Reprenant la parole pour répondre aux questions des expertes, Mme SERGEEVA a expliqué que la définition des crimes tels que le viol ne connaît pas, dans le Code pénal du Bélarus, les limitations qu'ont soulevées les expertes. La Vice-Ministre a par ailleurs indiqué que, depuis sa création, le Bélarus a tenté d'humaniser les sanctions pénales à l'égard des femmes. Le nouveau Code pénal a, par exemple, transformé la peine capitale pour les femmes enceintes en peine de prison à perpétuité. De même, le Code pénal prévoit la possibilité de reporter l'exécution de la peine encourue par une femme enceinte ou une femme qui a un enfant de moins de deux ans. Répondant aux inquiétudes exprimées par les expertes au sujet d'une éventuelle privatisation du secteur de la santé, Mme Sergeeva a indiqué que ce secteur ne fait certes pas partie des domaines qui, aux termes d'une loi récemment adoptée, ne peuvent faire l'objet d'une privatisation, mais que, tout au moins, la santé ne fait pas partie des secteurs prioritaires de privatisation.

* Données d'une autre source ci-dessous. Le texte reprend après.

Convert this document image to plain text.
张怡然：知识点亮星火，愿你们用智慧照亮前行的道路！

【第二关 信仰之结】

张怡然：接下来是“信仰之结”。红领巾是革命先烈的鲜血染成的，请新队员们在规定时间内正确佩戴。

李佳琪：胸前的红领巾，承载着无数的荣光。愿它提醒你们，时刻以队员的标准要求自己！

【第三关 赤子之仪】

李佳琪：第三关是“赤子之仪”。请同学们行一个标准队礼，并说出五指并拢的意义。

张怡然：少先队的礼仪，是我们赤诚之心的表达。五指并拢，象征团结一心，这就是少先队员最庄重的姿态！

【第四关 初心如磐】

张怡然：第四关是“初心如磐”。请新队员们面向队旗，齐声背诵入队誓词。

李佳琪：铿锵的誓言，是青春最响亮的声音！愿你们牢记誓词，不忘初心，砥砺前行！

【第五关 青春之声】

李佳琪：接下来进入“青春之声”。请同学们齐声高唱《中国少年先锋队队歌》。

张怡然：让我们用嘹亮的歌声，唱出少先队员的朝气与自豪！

Prenant à son tour la parole, Mme CHUTKOVA a indiqué que, d'après les chiffres officiels, 30% des femmes ont recours aux moyens de contraception intra-utérins. Dans le domaine de l'emploi, le nouveau Code du travail marque un pas en avant dans la protection de la femme car il ne met plus seulement l'accent sur sa protection en tant que mère mais également sur la protection de la femme en général, indépendamment de son statut de mère. Mme Chutkova a également informé le Comité que, l'année dernière, 1500 femmes ont été licenciées sans garanties quant à l'obtention d'un nouveau poste. Dans ce cas, des programmes de recyclage sont mis à la disposition des femmes par le Gouvernement, a-t-elle ajouté.

Dans sa conclusion, la Présidente du Comité, Mme AIDA GONZALEZ MARTINES, experte du Mexique, a relevé que l'une des préoccupations majeures quant à la condition des femmes au Bélarus réside dans la persistance de stéréotypes qui continuent à confiner les femmes dans un rôle encore en marge de celui qu'elles devraient jouer dans la cadre du développement du pays. Il ressort cependant de l'examen du rapport une volonté politique de la part du Gouvernement du Bélarus de donner pleinement application à la Convention sur l'élimination de toutes les formes de discrimination à l'égard des femmes. Le Comité recommande à l'Etat partie de diffuser largement dans son pays l'ensemble des commentaires, ainsi que les conclusions que le Comité formulera en fin de session.

Mme HANNA SCHOPP-SCHILLING, experte de l'Allemagne, a pour sa part encouragé l'Etat partie à revoir, dans son prochain rapport, sa démarche conceptuelle à l'égard des femmes et à ratifier le Protocole additionnel dans les plus brefs délais.